Takes a draft document and a source corpus, extracts every quoted passage, and verifies that each one actually appears — verbatim or within a paraphrase-acceptance margin — in the source. Flags hallucinated quotes and subtle word-swap errors.

## Why it works

LLMs are notorious for inventing plausible-sounding quotes, and human editors miss the subtle ones (single word changed, source slightly misremembered). Verifying *after* drafting is cheaper than preventing at generation time and scales to long documents.
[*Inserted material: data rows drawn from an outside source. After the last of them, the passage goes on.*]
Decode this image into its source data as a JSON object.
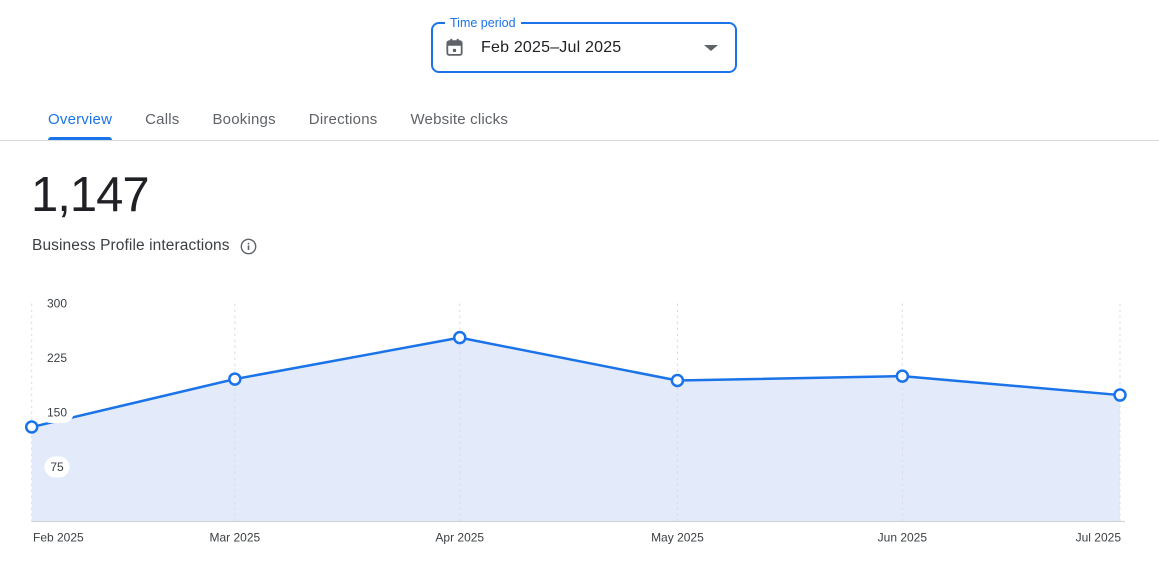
{
  "time_period": {
    "label": "Time period",
    "value": "Feb 2025–Jul 2025"
  },
  "tabs": [
    {
      "label": "Overview",
      "active": true
    },
    {
      "label": "Calls",
      "active": false
    },
    {
      "label": "Bookings",
      "active": false
    },
    {
      "label": "Directions",
      "active": false
    },
    {
      "label": "Website clicks",
      "active": false
    }
  ],
  "metric": {
    "value": "1,147",
    "label": "Business Profile interactions"
  },
  "colors": {
    "accent": "#1a73e8",
    "area_fill": "#e3ebfb",
    "gridline": "#dadce0",
    "baseline": "#d2d4d7",
    "axis_text": "#3c4043",
    "muted_text": "#5f6368",
    "primary_text": "#202124"
  },
  "chart_data": {
    "type": "area",
    "title": "Business Profile interactions",
    "x": [
      "Feb 2025",
      "Mar 2025",
      "Apr 2025",
      "May 2025",
      "Jun 2025",
      "Jul 2025"
    ],
    "day_offsets": [
      0,
      28,
      59,
      89,
      120,
      150
    ],
    "values": [
      130,
      196,
      253,
      194,
      200,
      174
    ],
    "yticks": [
      75,
      150,
      225,
      300
    ],
    "ylim": [
      0,
      300
    ],
    "xlabel": "",
    "ylabel": "",
    "grid": "vertical-dashed",
    "legend": "none",
    "markers": "circle-open"
  }
}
The tight verbatim-first + paraphrase-fallback logic matches how fact-checkers actually work: exact match is strong evidence, semantic match is a weaker signal that still warrants a flag.

## How it works

1) Regex-extract every sentence between double quotes or within blockquote markdown. 2) For each quote, run a verbatim substring search across every source in the corpus — if found, mark verified. 3) For the remainder, compute embedding similarity against every source sentence; top-1 above threshold becomes a 'paraphrase candidate' (still flagged). 4) For the remainder (no verbatim, no embedding match), mark 'unsupported'. 5) Output a report with line-by-line status and suggested fixes: the nearest real quote from the source, or a recommendation to remove the quote. 6) Optional: rewrite unsupported quotes using an LLM, constrained to only use phrases from the source.